Saturday, February 09, 2013

Wartime or Peacetime at the Flight 93 Crash Site

Mary L. Dudziak

From the AALS Panel on The Concept of Peace in Law, Culture and Society

Peacetime or wartime? Just Compensation Puzzles from the United Airlines Flight 93 Crash Site
Mateo Taussig-Rubbo, SUNY Buffalo Law School

United Airlines Flight 93 —one of the four airplanes hijacked on 9/11—crashed into a vacant parcel of land in rural Pennsylvania, killing all on board. For many, including family members of those killed in the attack and the Park Service that now manages the national memorial at the site, the former strip mine was transformed into ‘sacred’ ground. In 2009, unable to settle on a price with the landowner, the government took the property through eminent domain.

Focusing on the ongoing effort in United States of America v. 275.81 Acres of Land to determine the amount of compensation due the owner under the Fifth Amendment, I tell the story of this piece of property (in an article just posted to SSRN). Even if the attack increased the monetary value of the site fifty-fold, as the landowner’s stigma appraiser contends, it seems to me that the government should not have to pay that enhanced amount. While just compensation is typically understood to mean market value at the time of taking, the Supreme Court has repeatedly stated that just compensation is grounded in equity. Unlike other windfalls, there are equitable reasons, I argue, why this increase should not accrue to the landowner.

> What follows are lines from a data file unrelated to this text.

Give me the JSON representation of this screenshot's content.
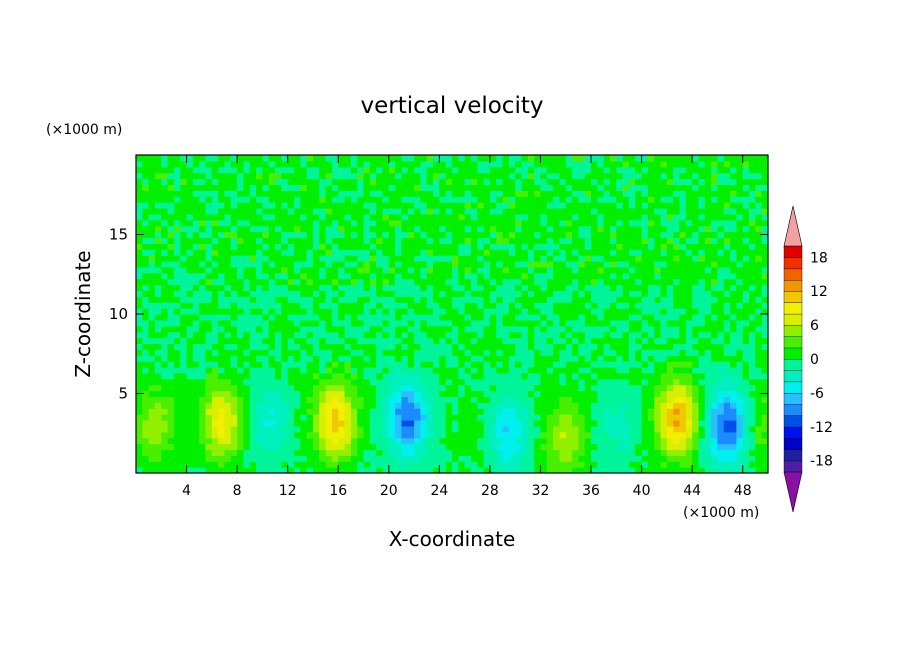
{
  "chart_data": {
    "type": "heatmap",
    "title": "vertical velocity",
    "xlabel": "X-coordinate",
    "ylabel": "Z-coordinate",
    "x_unit": "(×1000 m)",
    "y_unit": "(×1000 m)",
    "xlim": [
      0,
      50
    ],
    "ylim": [
      0,
      20
    ],
    "x_ticks": [
      4,
      8,
      12,
      16,
      20,
      24,
      28,
      32,
      36,
      40,
      44,
      48
    ],
    "y_ticks": [
      5,
      10,
      15
    ],
    "colorbar": {
      "tick_labels": [
        "18",
        "12",
        "6",
        "0",
        "-6",
        "-12",
        "-18"
      ],
      "tick_values": [
        18,
        12,
        6,
        0,
        -6,
        -12,
        -18
      ],
      "range": [
        -20,
        20
      ],
      "step": 2,
      "extend": "both",
      "colors": [
        "#8a0fa3",
        "#4f1ea8",
        "#1f1f9f",
        "#0000c8",
        "#0010f0",
        "#0050e8",
        "#1a8cff",
        "#28c0ff",
        "#00f0f0",
        "#00f0c0",
        "#00f59a",
        "#00f000",
        "#48f000",
        "#90f000",
        "#d8f000",
        "#f0f000",
        "#f0c800",
        "#f09600",
        "#f06400",
        "#f03000",
        "#e00000",
        "#f4a0a0"
      ]
    },
    "features": [
      {
        "x": 1.5,
        "z": 3.0,
        "w": 5
      },
      {
        "x": 6.8,
        "z": 3.3,
        "w": 9
      },
      {
        "x": 10.5,
        "z": 3.5,
        "w": -4
      },
      {
        "x": 15.8,
        "z": 3.3,
        "w": 11
      },
      {
        "x": 21.5,
        "z": 3.5,
        "w": -10
      },
      {
        "x": 27.0,
        "z": 2.8,
        "w": 1
      },
      {
        "x": 29.5,
        "z": 2.5,
        "w": -6
      },
      {
        "x": 34.0,
        "z": 2.2,
        "w": 6
      },
      {
        "x": 38.0,
        "z": 3.0,
        "w": -3
      },
      {
        "x": 42.8,
        "z": 3.5,
        "w": 12
      },
      {
        "x": 46.8,
        "z": 3.0,
        "w": -11
      },
      {
        "x": 49.5,
        "z": 3.0,
        "w": 3
      }
    ]
  }
}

An encounter with Mary Dudziak’s work suggests that the dispute around the economic value of the Flight 93 site expresses an uncertainty about whether the context is one of wartime or peacetime. Judging by the pre-trial motions in the Western District of PA, the attorneys are applying the usual formula: market value at the time of taking, and thus any 9/11-related enhancement is included. The dispute has come down to whether the appraisals demonstrate the 9/11enhancement with sufficient certainty. In other words, the legal analysis is business-as-usual, and all the creativity has gone into the debunking of the expert’s appraisals (which, it must be admitted, do make fascinating reading). Should we call this a “peacetime” approach?

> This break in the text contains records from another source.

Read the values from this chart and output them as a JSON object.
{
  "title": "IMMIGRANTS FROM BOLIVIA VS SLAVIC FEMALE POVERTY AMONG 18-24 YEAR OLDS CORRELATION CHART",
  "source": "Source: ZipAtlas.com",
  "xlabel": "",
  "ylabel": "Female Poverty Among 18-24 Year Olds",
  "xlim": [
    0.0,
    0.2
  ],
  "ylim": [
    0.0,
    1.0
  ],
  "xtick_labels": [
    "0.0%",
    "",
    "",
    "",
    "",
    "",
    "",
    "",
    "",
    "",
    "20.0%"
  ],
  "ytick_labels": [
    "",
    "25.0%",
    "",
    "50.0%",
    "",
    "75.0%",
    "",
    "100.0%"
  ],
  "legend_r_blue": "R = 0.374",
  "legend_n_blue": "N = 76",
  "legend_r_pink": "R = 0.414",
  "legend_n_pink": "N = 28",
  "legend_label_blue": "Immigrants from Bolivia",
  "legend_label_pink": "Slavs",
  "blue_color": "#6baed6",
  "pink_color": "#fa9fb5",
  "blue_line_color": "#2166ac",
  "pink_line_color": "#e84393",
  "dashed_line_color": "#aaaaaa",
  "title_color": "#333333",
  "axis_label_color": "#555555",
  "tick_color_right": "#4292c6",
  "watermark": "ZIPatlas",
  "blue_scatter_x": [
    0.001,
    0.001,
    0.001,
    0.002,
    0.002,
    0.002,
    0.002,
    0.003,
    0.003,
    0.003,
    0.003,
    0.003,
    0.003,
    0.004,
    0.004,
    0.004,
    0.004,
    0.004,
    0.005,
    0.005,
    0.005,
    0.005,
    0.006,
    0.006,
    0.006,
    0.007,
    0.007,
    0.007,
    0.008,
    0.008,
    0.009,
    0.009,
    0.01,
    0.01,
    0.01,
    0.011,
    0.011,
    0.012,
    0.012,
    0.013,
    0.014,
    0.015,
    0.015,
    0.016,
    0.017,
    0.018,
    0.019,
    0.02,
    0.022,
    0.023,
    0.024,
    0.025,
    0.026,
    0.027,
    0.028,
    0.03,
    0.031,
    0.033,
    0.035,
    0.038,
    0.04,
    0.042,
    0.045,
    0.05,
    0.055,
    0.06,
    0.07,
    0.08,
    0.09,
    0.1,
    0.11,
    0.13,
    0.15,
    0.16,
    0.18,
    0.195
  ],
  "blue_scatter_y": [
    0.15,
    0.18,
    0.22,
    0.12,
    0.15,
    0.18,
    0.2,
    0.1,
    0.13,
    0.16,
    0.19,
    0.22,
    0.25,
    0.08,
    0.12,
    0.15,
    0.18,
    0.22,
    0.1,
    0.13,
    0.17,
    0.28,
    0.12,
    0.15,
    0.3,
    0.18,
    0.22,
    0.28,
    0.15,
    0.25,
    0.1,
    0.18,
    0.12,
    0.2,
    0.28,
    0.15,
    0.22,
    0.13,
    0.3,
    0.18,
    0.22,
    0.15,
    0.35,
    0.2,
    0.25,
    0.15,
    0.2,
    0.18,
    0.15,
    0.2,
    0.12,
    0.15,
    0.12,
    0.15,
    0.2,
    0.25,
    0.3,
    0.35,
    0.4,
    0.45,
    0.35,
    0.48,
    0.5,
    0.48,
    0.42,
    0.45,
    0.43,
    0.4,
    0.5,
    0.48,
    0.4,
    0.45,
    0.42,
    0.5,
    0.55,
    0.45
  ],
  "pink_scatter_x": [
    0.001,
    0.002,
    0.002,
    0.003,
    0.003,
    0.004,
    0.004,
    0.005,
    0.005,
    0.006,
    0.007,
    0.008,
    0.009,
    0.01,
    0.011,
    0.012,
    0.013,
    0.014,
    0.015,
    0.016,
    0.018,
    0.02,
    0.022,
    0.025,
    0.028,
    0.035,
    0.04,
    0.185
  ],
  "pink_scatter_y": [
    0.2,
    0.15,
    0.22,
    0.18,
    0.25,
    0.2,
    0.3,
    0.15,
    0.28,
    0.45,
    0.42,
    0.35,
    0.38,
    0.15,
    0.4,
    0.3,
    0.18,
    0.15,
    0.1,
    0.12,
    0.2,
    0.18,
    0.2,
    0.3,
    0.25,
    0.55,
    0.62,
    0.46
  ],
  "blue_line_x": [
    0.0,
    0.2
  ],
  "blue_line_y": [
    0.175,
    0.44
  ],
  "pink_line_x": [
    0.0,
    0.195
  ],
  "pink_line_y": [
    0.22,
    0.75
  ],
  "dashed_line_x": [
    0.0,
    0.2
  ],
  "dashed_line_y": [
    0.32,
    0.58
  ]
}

The market value at the time of taking is limited by the scope of the project rule, according to which the effects of the government’s own action should be excluded from the measure of compensation. And there are wartime takings cases that extend the scope of project rule to war, since the enhanced value created during wartime could itself be said to be due to the government project of war. But these cases don’t seem to be of much help in the Flight 93 context.

The enhanced value—if we assume it is due to the attacks and the resulting public interest in visiting the site of a national tragedy—is hardly a government project. Flight 93 is not a “wartime” case like Cors where the Court found the government did not have to pay for the increase in the price of tug-boats due to war. On the other hand, it seems odd that there is not some other way to take into account the “war” context if we assume that the enhanced value does come—in an admittedly more complex and symbolic way than in Cors—from the attacks and acts of war.

It seems that neither peacetime nor wartime will quite do the job—not an unsurprising lesson in the annals of 9/11-ology. My suggestion is to return to explicit considerations of equity. The usual formula—of market value at the time of taking and the scope of the project rule—should be seen as derivative of the injunction to provide just compensation. Now, not all will agree on what equity requires—I contend that it requires excluding the 9/11-related enhancement since the landowner never really “owned” the enhanced value. Many of the interested parties call the land “sacred”—which captures the sense that the new value created in the attack does not and perhaps should not belong to anyone. For those who disagree with my position, at least we might have a more upfront debate about the burdens (on the taxpayer and the landowner) of war and the memorialization of war, a debate akin to what Mary calls war politics. Otherwise, the danger is that we will get caught in the intricacies of competing appraisals, without stepping back and asking exactly what should be included or excluded from the appraisal.